Les exportations chinoises de voitures ont bondi de 80 % en avril 2026, alors même que le marché intérieur s'effondrait dans le même temps de 21,6 %. Ce paradoxe résume à lui seul la situation que traverse l'industrie automobile en Chine : une fuite en avant vers l'extérieur, faute de débouchés suffisants sur place. L'Europe se retrouve au premier rang de ces nouvelles destinations, qu'elle le veuille ou non.
Un marché intérieur en chute libre, les signaux qui ne trompent pas
La CPCA (China Passenger Car Association) — équivalent chinois de l'ACEA européenne — publie des chiffres qui donnent le vertige. Après un mois d'avril catastrophique, les analystes ont révisé à la hausse leur prévision de recul — on parle désormais d'une baisse de 11 % des ventes de voitures neuves sur l'ensemble de l'année 2026, contre 6 % anticipés initialement. Sur un marché de l'envergure de la Chine, cela représente quelque 2,5 millions de véhicules qui ne trouveront pas preneurs.
Le secrétaire général de la CPCA pointe la hausse des prix des carburants comme facteur déterminant de l'érosion de la demande thermique. Un mécanisme que l'on observe aussi en France depuis plusieurs trimestres. Les motorisations rechargeables — électriques et hybrides — ne tirent pas non plus leur épingle du jeu : elles représentent certes plus de 60 % des immatriculations neuves en Chine, mais la demande a visiblement calé, y compris dans ce segment.
La situation est d'autant plus préoccupante que le nombre de constructeurs locaux a explosé ces cinq dernières années. Certains observateurs du secteur anticipent qu'il n'en subsistera qu'une dizaine à horizon dix ans. La consolidation sera douloureuse, et la destruction de la demande intérieure risque de ne pas se reconstituer rapidement, surtout parce que la Chine reste très dépendante du pétrole iranien — bien plus que les économies occidentales.
| Indicateur | Évolution (avril 2026) |
|---|---|
| Immatriculations neuves en Chine | −21,6 % |
| Exportations totales de véhicules | +80 % |
| Exports hybrides et électriques | +111 % |
| Prévision de baisse annuelle révisée | −11 % |

L'Europe comme soupape : entre opportunité et saturation
Depuis une dizaine d'années, Pékin pousse activement ses constructeurs à s'internationaliser, parfois avec des incitations financières directes. Mais les marges de manœuvre se réduisent : les États-Unis ferment hermétiquement leurs frontières à tout véhicule d'origine chinoise, et l'Union européenne a relevé ses droits de douane sur les voitures électriques fabriquées en Chine. Résultat : l'Europe reste la principale soupape de décompression pour les exportations chinoises, malgré ces barrières.
Du côté des marques occidentales présentes en Chine, le tableau n'est guère plus réjouissant. Mercedes, BMW et Audi encaissent des pertes significatives sur ce marché. Mercedes, notamment, persiste à miser sur la Chine malgré des résultats en berne — un pari risqué que l'on suit avec attention.
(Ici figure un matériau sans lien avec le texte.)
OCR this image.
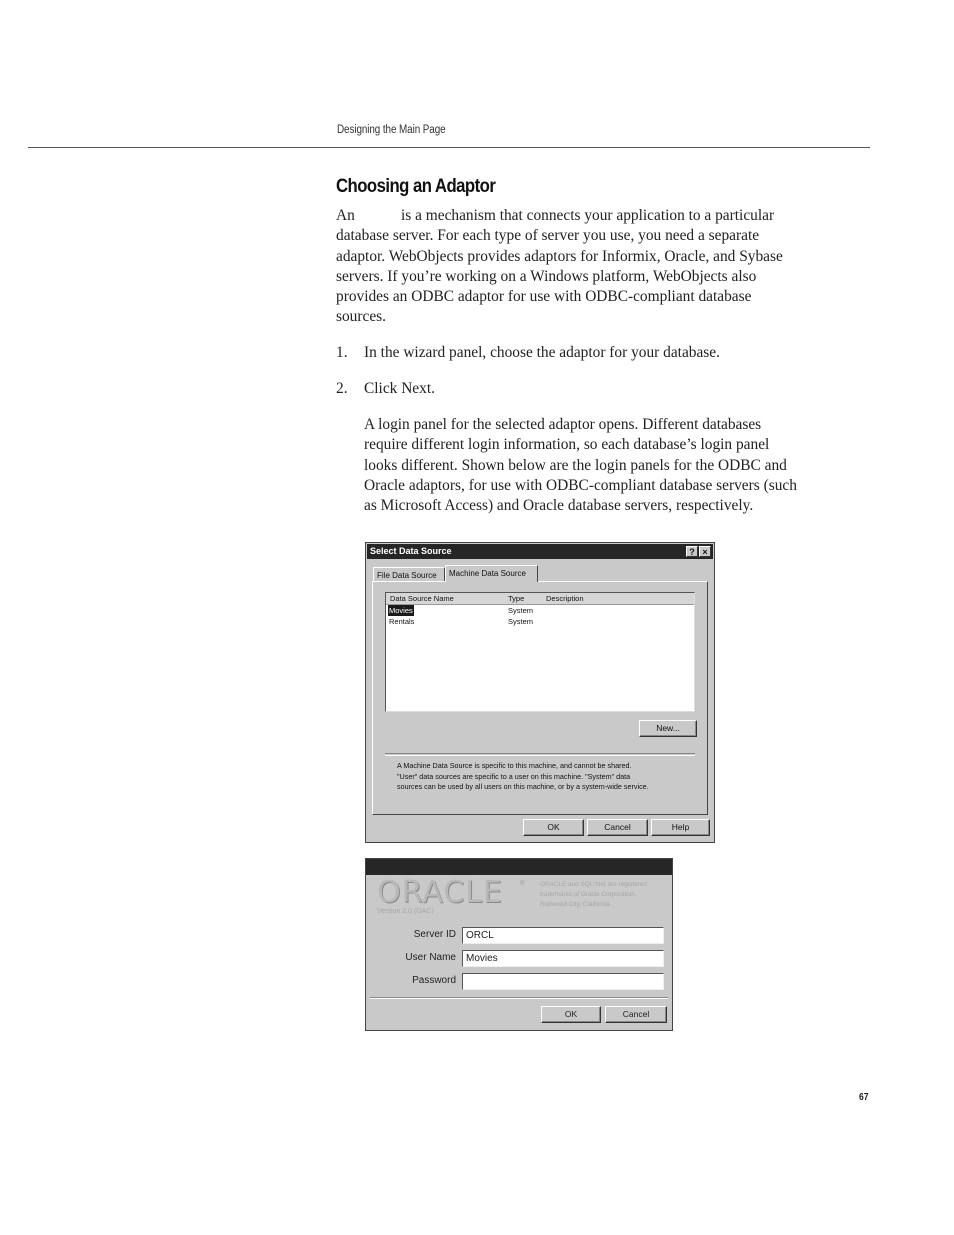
Designing the Main Page
Choosing an Adaptor
An            is a mechanism that connects your application to a particular
database server. For each type of server you use, you need a separate
adaptor. WebObjects provides adaptors for Informix, Oracle, and Sybase
servers. If you’re working on a Windows platform, WebObjects also
provides an ODBC adaptor for use with ODBC-compliant database
sources.
1.	In the wizard panel, choose the adaptor for your database.
2.	Click Next.
A login panel for the selected adaptor opens. Different databases
require different login information, so each database’s login panel
looks different. Shown below are the login panels for the ODBC and
Oracle adaptors, for use with ODBC-compliant database servers (such
as Microsoft Access) and Oracle database servers, respectively.
Select Data Source	? ×
File Data Source	Machine Data Source
Data Source Name	Type	Description
Movies	System
Rentals	System
New...
A Machine Data Source is specific to this machine, and cannot be shared.
"User" data sources are specific to a user on this machine. "System" data
sources can be used by all users on this machine, or by a system-wide service.
OK	Cancel	Help
ORACLE	®
Version 2.0 (OAC)
ORACLE and SQL*Net are registered
trademarks of Oracle Corporation,
Redwood City, California
Server ID	ORCL
User Name	Movies
Password
OK	Cancel
67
Stellantis, lui, tente un retour discret via son partenariat avec Dongfeng, sans que cela ne modifie fondamentalement sa dépendance au Vieux Continent.
Les marques généralistes européennes ont pour la plupart abandonné le marché chinois. Voici les trois dynamiques qui redessinent aujourd'hui la carte automobile mondiale :
- La contraction brutale de la demande intérieure chinoise accélère la surproduction locale
- Les constructeurs chinois intensifient leurs exportations vers l'Europe, destination privilégiée malgré les taxes
- Les marchés européens absorbent un flux croissant de modèles étrangers, accentuant la pression concurrentielle sur les marques historiques
L'Europe, déjà sous tension avec ses propres défis de transition énergétique, se retrouve à devoir digérer cet afflux. Pour un passionné qui scrute l'évolution des modèles sur la route, le prochain salon de Genève ou de Paris sera très certainement révélateur des nouvelles équilibres qui se dessinent entre constructeurs est et ouest.